Final answer:
To produce 250 mL of 1.5 M nitric acid, approximately 25.88 grams of NO2 gas is required, based on the stoichiometry of the reaction between NO2 and water.
Step-by-step explanation:
In this chemistry question, we are calculating the mass of NO2 gas required to produce a specific volume and molarity of nitric acid. To find the mass of NO2 needed to produce 250 mL of 1.5 M nitric acid, we first need to calculate the number of moles of nitric acid required. The molarity (M) is defined as moles of solute per liter of solution, so for 250 mL (0.250 L) of 1.5 M solution, the moles of HNO3 needed are:
Number of moles = Molarity × Volume (in liters)
= 1.5 moles/L × 0.250 L
= 0.375 moles of HNO3
According to the balanced chemical reaction 3 NO2(g) + H2O(l) → 2 HNO3(aq) + NO(g), 3 moles of NO2 produce 2 moles of HNO3.

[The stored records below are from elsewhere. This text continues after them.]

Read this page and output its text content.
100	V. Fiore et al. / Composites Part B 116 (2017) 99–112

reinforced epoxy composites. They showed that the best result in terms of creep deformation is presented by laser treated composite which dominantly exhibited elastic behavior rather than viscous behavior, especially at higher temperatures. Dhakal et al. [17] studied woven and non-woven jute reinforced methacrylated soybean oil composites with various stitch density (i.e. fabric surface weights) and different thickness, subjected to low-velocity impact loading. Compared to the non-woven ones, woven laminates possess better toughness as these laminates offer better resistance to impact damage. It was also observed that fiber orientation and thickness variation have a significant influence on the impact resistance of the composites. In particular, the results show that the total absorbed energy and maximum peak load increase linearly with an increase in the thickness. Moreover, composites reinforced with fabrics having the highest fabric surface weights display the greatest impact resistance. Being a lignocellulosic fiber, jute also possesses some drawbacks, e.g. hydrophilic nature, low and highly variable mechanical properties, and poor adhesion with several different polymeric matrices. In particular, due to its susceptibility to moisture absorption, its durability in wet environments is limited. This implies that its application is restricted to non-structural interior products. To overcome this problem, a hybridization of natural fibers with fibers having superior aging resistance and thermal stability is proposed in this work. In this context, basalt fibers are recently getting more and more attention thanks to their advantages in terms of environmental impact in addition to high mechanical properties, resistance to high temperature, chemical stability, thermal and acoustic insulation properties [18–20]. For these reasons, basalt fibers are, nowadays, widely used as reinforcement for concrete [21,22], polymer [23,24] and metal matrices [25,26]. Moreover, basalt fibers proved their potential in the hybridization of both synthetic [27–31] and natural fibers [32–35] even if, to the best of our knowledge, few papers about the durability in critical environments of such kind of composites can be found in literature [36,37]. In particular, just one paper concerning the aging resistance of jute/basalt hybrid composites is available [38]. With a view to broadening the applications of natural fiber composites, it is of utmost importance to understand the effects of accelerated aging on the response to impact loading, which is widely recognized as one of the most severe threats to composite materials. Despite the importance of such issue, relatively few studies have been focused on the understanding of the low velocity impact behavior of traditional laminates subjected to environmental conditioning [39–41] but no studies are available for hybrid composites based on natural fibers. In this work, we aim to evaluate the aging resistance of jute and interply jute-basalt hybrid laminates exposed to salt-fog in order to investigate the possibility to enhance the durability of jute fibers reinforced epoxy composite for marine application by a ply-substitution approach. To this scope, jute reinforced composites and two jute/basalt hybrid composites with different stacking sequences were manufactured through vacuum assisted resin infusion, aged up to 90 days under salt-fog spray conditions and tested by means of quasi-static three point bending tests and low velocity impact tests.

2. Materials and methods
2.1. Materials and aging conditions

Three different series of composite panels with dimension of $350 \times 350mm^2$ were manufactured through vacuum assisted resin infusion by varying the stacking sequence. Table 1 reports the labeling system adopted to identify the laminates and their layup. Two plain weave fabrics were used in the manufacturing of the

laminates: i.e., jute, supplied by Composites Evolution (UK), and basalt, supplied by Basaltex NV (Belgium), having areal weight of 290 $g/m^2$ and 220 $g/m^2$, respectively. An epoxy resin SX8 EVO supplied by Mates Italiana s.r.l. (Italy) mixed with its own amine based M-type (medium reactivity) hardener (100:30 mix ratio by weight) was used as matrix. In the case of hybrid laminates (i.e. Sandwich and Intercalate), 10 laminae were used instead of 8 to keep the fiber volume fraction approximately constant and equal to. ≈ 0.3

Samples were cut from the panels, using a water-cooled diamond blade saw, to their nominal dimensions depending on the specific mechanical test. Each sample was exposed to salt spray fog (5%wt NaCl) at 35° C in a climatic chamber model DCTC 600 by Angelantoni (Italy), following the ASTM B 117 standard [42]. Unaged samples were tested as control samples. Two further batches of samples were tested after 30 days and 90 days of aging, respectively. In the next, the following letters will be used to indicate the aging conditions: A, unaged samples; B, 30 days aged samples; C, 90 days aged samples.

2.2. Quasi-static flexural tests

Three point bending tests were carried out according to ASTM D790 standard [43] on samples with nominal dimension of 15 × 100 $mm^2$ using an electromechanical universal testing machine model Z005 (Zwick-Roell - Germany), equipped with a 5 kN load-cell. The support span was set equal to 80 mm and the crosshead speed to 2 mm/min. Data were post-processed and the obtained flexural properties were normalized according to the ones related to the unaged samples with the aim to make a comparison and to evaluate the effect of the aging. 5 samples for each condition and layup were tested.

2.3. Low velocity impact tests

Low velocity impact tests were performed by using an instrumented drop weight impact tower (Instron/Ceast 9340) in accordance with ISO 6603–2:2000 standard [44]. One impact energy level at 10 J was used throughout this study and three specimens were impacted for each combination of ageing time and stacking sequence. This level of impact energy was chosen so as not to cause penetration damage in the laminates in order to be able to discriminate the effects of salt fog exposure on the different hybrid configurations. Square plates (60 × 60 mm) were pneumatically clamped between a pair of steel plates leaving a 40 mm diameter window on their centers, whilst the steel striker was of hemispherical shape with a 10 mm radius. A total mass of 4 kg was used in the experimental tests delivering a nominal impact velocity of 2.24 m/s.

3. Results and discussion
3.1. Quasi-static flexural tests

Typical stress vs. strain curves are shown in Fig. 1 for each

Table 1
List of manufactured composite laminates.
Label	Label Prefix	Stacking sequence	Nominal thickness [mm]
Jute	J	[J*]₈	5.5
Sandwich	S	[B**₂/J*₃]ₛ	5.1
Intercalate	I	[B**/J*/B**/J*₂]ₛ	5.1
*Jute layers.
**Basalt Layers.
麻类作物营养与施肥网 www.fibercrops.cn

Therefore, to find the moles of NO2 required, we set up a proportion:
Moles of NO2 = (3 moles NO2 / 2 moles HNO3) × 0.375 moles HNO3
= 0.5625 moles of NO2
Now, we convert moles of NO2 to mass using the molar mass of NO2, which is approximately 46.0055 g/mol:
Mass of NO2 = Moles of NO2 × Molar mass of NO2
= 0.5625 moles × 46.0055 g/mol
≈ 25.88 g
Therefore, approximately 25.88 grams of NO2 gas is required to produce 250 mL of 1.5 M nitric acid.